Movies

‘Wendy’ Review: Peter Pan’s Story, From a Female Perspective


It’s been eight years since Benh Zeitlin made his astonishing feature-directing debut with Beasts of the Southern Wild, a low-budget landmark set on the bayous of Louisiana that won Oscar nominations for Best Picture, Best Actress (for its extraordinary nine-year-old star Quvenzhané Wallis), Best Director, and Best Adapted Screenplay nods. Now, at 37, Zeitlin is back with Wendy, his folkloric spin on J.M. Barrie’s Peter Pan that top-lines Wendy Darling, the Victorian girl who flew off to Neverland to mother an island’s worth of lost boys. If you’re thinking that sounds too straight-ahead for the formally ambitious Zeitlin, you’re not wrong.

Wendy, played by Tommie Milazzo at age three and by the sublime Devin France at 10, is no longer the well-bred heroine that Barrie created. This young lady lives off the grid in Louisiana, helping her single mom (Shay Walker) sling hash and entertaining the customers at a whistle-stop diner. Early on, she spots the figure of a boy — yup, it’s Peter — running on top of a moving freight train. Years later, worried that her droning existence will drain the light from her eyes, Wendy decides to hop on board herself, along with her brothers, James and Douglas (played by twins Gavin and Gage Naquin).

And they’re off — and so is the movie, which removes every trace of Hollywood slickness (remember Steven Spielberg’s Hook?) and botched avant-gardism (remember Joe Wright’s Pan?) from this oft-told tale. The magic realism that Zeitlin conjures up with cinematographer Sturla Brandth Grøvlen, his sister Eliza Zeitlin’s keenly imagined production design (the siblings also co-wrote the screenplay), and the beguiling score he composed with Dan Romer radiates an elemental, DIY energy. It’s a roughed-up, lived-in take on the bedtime story. And when Peter appears in the person of Yashua Mack, a young black actor with a Caribbean lilt in his voice and eyes alive with mischief, the stage is set for vibrant adventure. As for Wendy, she has no intention of playing caregiver to a crew of bratty boys. She’s as wild and free as they are, and eager to explore the island (Montserrat, just south of Antigua, is the location), whose mysteries include an active volcano and a glowing sea creature known as “Mother” that might hold the key to reversing the aging process.

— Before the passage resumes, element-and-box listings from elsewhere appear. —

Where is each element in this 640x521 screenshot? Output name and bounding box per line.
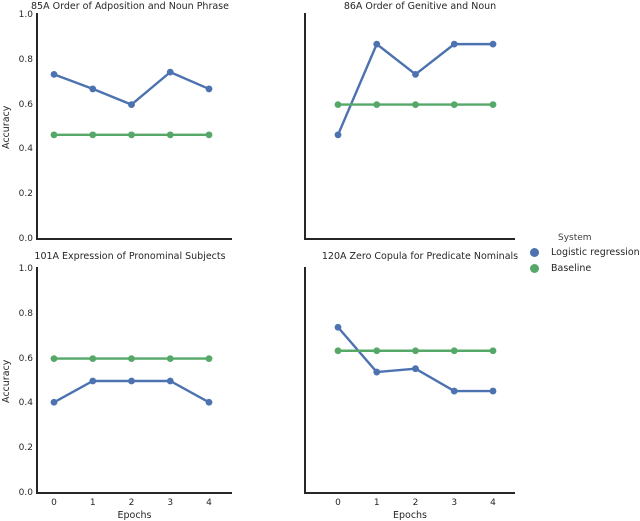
x-tick-label: 3 [451, 498, 458, 508]
y-tick-label: 0.2 [18, 443, 33, 454]
data-point-marker [450, 101, 458, 108]
data-point-marker [50, 355, 58, 362]
legend-title: System [558, 233, 592, 243]
data-point-marker [412, 347, 419, 355]
data-point-marker [50, 398, 58, 406]
legend-item-label: Baseline [551, 262, 592, 274]
data-point-marker [89, 355, 97, 362]
data-point-marker [50, 131, 58, 139]
series-line-logistic [337, 326, 493, 393]
y-tick-label: 0.4 [18, 398, 33, 409]
series-line-logistic [336, 42, 493, 136]
data-point-marker [373, 101, 381, 108]
plot-area [304, 13, 515, 240]
x-axis-label: Epochs [392, 510, 428, 521]
x-tick-label: 3 [167, 498, 174, 508]
y-tick-label: 0.6 [18, 99, 33, 110]
series-line-logistic [53, 70, 210, 106]
y-tick-label: 1.0 [18, 264, 33, 274]
legend: System Logistic regression Baseline [522, 232, 640, 276]
subplot-86a-genitive: 86A Order of Genitive and Noun [268, 0, 532, 250]
x-tick-label: 4 [490, 498, 496, 508]
subplot-120a-zero-copula: 120A Zero Copula for Predicate Nominals … [268, 250, 532, 521]
data-point-marker [166, 68, 174, 76]
x-tick-label: 0 [335, 498, 341, 508]
data-point-marker [412, 101, 419, 108]
data-point-marker [489, 387, 497, 395]
legend-dot-icon [530, 247, 539, 257]
legend-item-logistic-regression: Logistic regression [522, 244, 640, 260]
data-point-marker [205, 131, 213, 139]
data-point-marker [450, 40, 458, 48]
plot-area [304, 267, 515, 494]
data-point-marker [89, 377, 97, 385]
chart-title: 101A Expression of Pronominal Subjects [34, 251, 226, 262]
y-tick-label: 0.8 [18, 54, 33, 65]
data-point-marker [205, 85, 213, 93]
legend-item-label: Logistic regression [551, 246, 640, 258]
x-tick-label: 2 [412, 498, 419, 508]
legend-item-baseline: Baseline [522, 260, 640, 276]
x-tick-label: 1 [89, 498, 96, 508]
data-point-marker [205, 355, 213, 362]
data-point-marker [166, 131, 174, 139]
data-point-marker [89, 131, 97, 139]
data-point-marker [489, 101, 497, 108]
data-point-marker [89, 85, 97, 93]
data-point-marker [128, 131, 135, 139]
y-tick-label: 0.2 [18, 189, 33, 200]
chart-title: 86A Order of Genitive and Noun [343, 1, 497, 12]
y-tick-label: 0.4 [18, 144, 33, 155]
y-tick-label: 1.0 [18, 10, 33, 20]
data-point-marker [128, 101, 135, 108]
data-point-marker [450, 387, 458, 395]
data-point-marker [412, 365, 419, 373]
subplot-85a-adposition: 85A Order of Adposition and Noun Phrase … [0, 0, 260, 250]
y-tick-label: 0.0 [18, 488, 33, 498]
data-point-marker [128, 377, 135, 385]
y-tick-label: 0.6 [18, 353, 33, 364]
y-tick-label: 0.8 [18, 308, 33, 319]
data-point-marker [450, 347, 458, 355]
chart-title: 85A Order of Adposition and Noun Phrase [31, 1, 229, 12]
data-point-marker [334, 347, 342, 355]
x-axis-label: Epochs [117, 510, 152, 521]
x-tick-label: 1 [373, 498, 380, 508]
data-point-marker [489, 347, 497, 355]
data-point-marker [373, 40, 381, 48]
data-point-marker [373, 368, 381, 376]
y-axis-label: Accuracy [1, 105, 12, 149]
data-point-marker [50, 70, 58, 78]
data-point-marker [166, 355, 174, 362]
data-point-marker [205, 398, 213, 406]
plot-area [36, 267, 232, 494]
data-point-marker [334, 323, 342, 331]
y-axis-label: Accuracy [1, 359, 12, 403]
plot-area [36, 13, 232, 240]
y-tick-label: 0.0 [18, 234, 33, 244]
data-point-marker [334, 101, 342, 108]
data-point-marker [373, 347, 381, 355]
legend-dot-icon [530, 263, 539, 273]
x-tick-label: 2 [128, 498, 135, 508]
x-tick-label: 4 [206, 498, 212, 508]
chart-title: 120A Zero Copula for Predicate Nominals [321, 251, 519, 262]
data-point-marker [489, 40, 497, 48]
data-point-marker [128, 355, 135, 362]
data-point-marker [412, 70, 419, 78]
x-tick-label: 0 [51, 498, 57, 508]
data-point-marker [334, 131, 342, 139]
data-point-marker [166, 377, 174, 385]
subplot-101a-pronominal: 101A Expression of Pronominal Subjects 1… [0, 250, 260, 521]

It’s here that the life goes out of the party and things start to drift from exhilarating to enervating. Instead of pirates, we get a group of aging, depressive adults who think they need to capture Mother to become young again. Instead of Captain Hook, we get a James, who cuts off his hand on Peter’s orders as a means to stay young, and maybe find his brother Douglas, who’s gone missing. (Huh?) Instead of flying, we get the threat of crashing on jagged rocks. And instead of Neverland we get an island whose ecosystem is being destroyed by climate change. What younger audiences will make of the bloodshed and moralizing is anyone’s guess.

It’s true that Beasts showed us a Southern wilderness ravaged by hurricanes and rising sea levels, but here the environmental theme feels less organic than pasted-on. The Zeitlins have dreamed since childhood of bringing their version of Peter Pan to the screen. Their collective imaginative powers are indisputable. But what started as a visually gripping, fiercely funny, and emotionally centered take on Wendy’s mission statement (“The more you grow up, the less things you get to do that you wanna”) ends in a chaotic clutter that deserves, well, the hook.